Festival international du film d’Afrique et des îles du 4 au 12 octobre 2008 au Port

Un festival aux couleurs de l’Afrique et des îles

24 septembre 2008

Au programme, l’Afrique, les îles et les diasporas. Il traite d’un domaine particulier qui souligne une décolonisation, avec ses ambiguïtés et ses ambivalences, mais ce festival s’ouvre également au grand public avec 100 titres et 80% d’inédits à La Réunion. Les thématiques restent diverses “Sports, danses, musiques, moringues”, “Dékoloni”, une orthographe qui s’inspire du beau poème “Makes Kréoloni” de Boris Gamaleya paru dans la revue “Les Cahiers de La Réunion”. Films sur la décolonisation, au sens propre et historique que les programmes de nos collèges et lycées étudient, mais plus subtilement, les “décolonisations” des pays qui ne se croient pas ou plus colonisés (ou plus colonisateurs)...

La sélection

Mohamed Saïd-Houma, chargé de production du Festival international du film d’Afrique et des îles, et assistant à la programmation nous explique comment s’est effectuée la sélection.

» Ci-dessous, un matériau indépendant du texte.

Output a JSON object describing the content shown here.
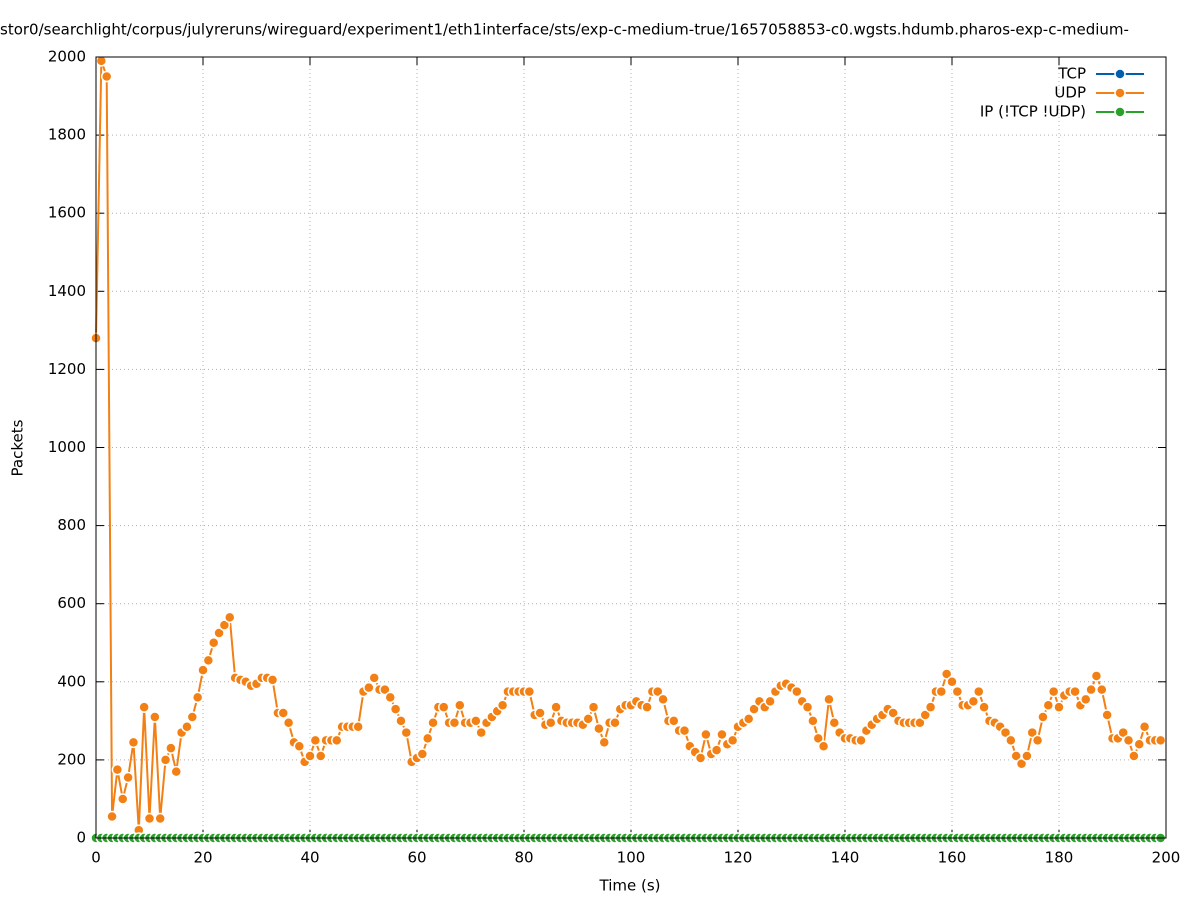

« La sélection s’est faite selon certains conjonctures et paramètres. Il faut savoir qu’on a tenu compte également d’un circuit. Il y a eu un appel à proposition. Les réalisateurs envoient tout simplement leurs films et nous, on sélectionne en fonction des thématiques que nous voulons développer au sein de ce festival. On a tenu compte également de l’actualité, des conjonctures et des réalités qui pouvaient intéresser le public. Les critères restent par ailleurs un certain langage cinématographique, avec des écoles spécifiques, l’exploitation de certains champs et aussi la rareté. Nous avons un focus spécial sur l’Afrique du Sud et l’Afrique australe, des films sur les Antilles françaises et non françaises. Nous avons fait un clin d’œil sur le cinéma dans la région, d’ailleurs, il y a aura tout un après-midi qui lui sera dévoué, le dimanche 12 octobre ».

Parmi les invités

Nous avons invité un réalisateur malgache et une réalisatrice comorienne. Des Antilles, vous avons deux invités de marque avec Tony Cocovillon du bureau des actualités et Camille Mauduech de la Martinique, qui nous présente “les Seize de Basse-Pointe”. En 1948, nous sommes en plein débat sur la départementalisation et un meurtre n’a pas été élucidé. Ce film retrace une période de décolonisation avec toutes ses ambiguïtés et ses ambivalences. Il dure 140 minutes. C’est un film en 35 mm à ne pas rater.

Nous avons également, de la Guinée, le réalisateur Cheick Fantamady Camara qui présente “Il va pleuvoir sur Conakry”, ce film à la tradition. Vous aurez la réalisatrice Kadiatou Konaté du Mali, elle présente la condition des femmes au Mali, et enfin, vous pourrez découvrir Bakary Sanon du Burkina Faso qui nous présentera la section documentaire avec notamment “Le naufrage négro-libéral” et “Marche ou crève”, le dernier documentaire traitant des petits vendeurs ambulants des rues d’Afrique ; c’est quelqu’un qui a déjà une renommée internationale notamment au Fespaco de Ouagadougou, festival qui se déroule tous les deux ans.


Un festival consacré à la création

Par son choix de se consacrer avant tout à celles qui réalisent, il réserve également à ses publics la surprise des premières :

- “Au-delà de Cap noir”,

- l’étonnant film français “Avoue que tu mens”,

- Kriké-kraké, introduction au conte réunionnais,

- Kartié moringué...

- et la première de la version française du dessin animé sud-africain de long-métrage “Tengers”, mœurs du Gauteng, la Région de Johannesbourg... (adultes).


Un festival avec des expositions

Une exposition à la Médiathèque, pour inciter le public à aller aux séances du festival, notamment les jeunes : Exposition du dessinateur de rue malgache Doda Razafy et d’autres expositions dont une, photographique, de Jack Beng-Thi.